Ivon Hitchens was the pioneer of the abstracted vision of the landscape that is one of the key ideas of British Modernism in the 20th Century. He was a founder member of the Seven & Five Society, the influential group of painters and sculptors, that was responsible for bringing the ideas of the European avant-garde to London in the 1930s.
He attended the Royal Academy School in 1911, but with the intervening years of the Great War, he did not finish until 1919. Hitchens felt a compulsion to move away from the traditional pictorial language consecrated by the RA and to develop a personal language that would express what he actually felt in front of nature. He wanted to express the inner harmony and rhythm which he feels rather than sees, running through and uniting any group of forms, all the while conceding to the discipline and craftsmanship derived from a long academic training.
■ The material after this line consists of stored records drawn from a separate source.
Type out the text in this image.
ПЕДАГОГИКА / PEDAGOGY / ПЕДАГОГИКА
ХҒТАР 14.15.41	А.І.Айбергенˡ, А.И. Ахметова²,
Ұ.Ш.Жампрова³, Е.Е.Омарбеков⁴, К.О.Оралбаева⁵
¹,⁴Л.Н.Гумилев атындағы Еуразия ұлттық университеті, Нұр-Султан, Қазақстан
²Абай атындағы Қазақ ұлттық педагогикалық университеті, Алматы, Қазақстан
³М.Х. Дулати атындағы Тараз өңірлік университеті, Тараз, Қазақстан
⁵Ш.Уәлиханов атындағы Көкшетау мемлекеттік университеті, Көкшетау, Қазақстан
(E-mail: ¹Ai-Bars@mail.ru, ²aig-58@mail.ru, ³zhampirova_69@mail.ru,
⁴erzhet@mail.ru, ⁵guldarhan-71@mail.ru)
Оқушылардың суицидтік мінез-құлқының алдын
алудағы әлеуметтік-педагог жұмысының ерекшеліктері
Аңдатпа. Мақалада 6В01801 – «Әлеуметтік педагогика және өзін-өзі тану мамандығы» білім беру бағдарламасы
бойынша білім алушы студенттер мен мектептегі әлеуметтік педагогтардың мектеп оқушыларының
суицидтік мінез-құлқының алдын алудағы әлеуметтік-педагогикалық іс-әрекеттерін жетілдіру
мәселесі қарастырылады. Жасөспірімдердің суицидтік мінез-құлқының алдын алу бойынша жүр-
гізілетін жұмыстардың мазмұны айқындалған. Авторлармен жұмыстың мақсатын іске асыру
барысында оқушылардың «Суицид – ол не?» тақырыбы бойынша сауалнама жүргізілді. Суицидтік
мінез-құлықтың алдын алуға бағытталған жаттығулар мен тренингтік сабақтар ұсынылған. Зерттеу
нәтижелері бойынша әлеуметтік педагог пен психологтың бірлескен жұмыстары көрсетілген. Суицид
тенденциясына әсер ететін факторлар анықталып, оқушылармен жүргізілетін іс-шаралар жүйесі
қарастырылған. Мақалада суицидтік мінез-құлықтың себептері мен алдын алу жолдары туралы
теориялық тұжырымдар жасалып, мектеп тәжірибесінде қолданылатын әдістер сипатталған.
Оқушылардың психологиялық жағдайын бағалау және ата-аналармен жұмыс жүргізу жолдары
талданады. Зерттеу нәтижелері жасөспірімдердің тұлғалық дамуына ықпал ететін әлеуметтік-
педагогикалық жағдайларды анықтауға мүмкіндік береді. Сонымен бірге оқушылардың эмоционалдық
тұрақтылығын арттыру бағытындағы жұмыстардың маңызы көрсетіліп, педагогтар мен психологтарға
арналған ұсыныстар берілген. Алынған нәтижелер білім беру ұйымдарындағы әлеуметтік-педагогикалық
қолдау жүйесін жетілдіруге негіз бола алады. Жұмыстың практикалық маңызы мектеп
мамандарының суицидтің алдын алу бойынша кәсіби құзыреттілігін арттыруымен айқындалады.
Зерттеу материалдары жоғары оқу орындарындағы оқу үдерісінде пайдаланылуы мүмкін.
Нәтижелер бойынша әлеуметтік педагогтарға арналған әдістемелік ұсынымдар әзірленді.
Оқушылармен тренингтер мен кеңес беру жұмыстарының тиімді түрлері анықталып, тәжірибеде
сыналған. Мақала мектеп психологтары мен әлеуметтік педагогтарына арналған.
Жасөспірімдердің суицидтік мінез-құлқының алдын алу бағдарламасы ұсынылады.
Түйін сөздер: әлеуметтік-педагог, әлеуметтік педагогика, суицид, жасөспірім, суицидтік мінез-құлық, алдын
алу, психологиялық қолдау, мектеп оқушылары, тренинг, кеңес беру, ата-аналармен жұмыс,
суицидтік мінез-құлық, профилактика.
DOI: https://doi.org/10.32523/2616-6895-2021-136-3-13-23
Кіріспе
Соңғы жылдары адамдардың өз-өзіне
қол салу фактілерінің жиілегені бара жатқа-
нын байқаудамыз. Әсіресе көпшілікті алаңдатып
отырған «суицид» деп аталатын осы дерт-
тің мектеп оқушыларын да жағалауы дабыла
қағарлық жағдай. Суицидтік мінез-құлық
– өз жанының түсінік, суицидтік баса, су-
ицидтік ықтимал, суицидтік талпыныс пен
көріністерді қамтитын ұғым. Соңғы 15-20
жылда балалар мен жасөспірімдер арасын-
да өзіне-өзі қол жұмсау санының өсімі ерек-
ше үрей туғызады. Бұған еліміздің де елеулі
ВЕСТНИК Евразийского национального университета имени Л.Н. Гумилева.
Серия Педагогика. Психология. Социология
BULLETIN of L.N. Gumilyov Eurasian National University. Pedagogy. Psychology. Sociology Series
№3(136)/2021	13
After his London studio was bombed in 1940, he moved with his family to a gipsy caravan in the middle of the Sussex countryside, where he embarked on the landscapes - using long horizontal canvasses traditionally reserved for seascapes and panoramas - that were to define his career. In his later years, his work became increasingly abstracted, the brush marks and colours taking on a language of their own, far removed from the motif, so that they became less landscapes and more a kind of visual music.
“What I see and feel, I try to reduce to patches and lines of pigment, which have an effect on our aesthetic consciousness, independent of (though interpreting) the facts of nature in terms of a relationship of all the parts.”
Works by Ivon Hitchens have been shown extensively both nationally and internationally, with retrospectives held at the Royal Academy in 1979 and the Serpentine Gallery in 1989. He is represented in numerous public collections in Britain and abroad, including the Tate Gallery, Courtauld Institute, Victoria & Albert Museum, Arts Council & The Yale Center for British Art in New Haven.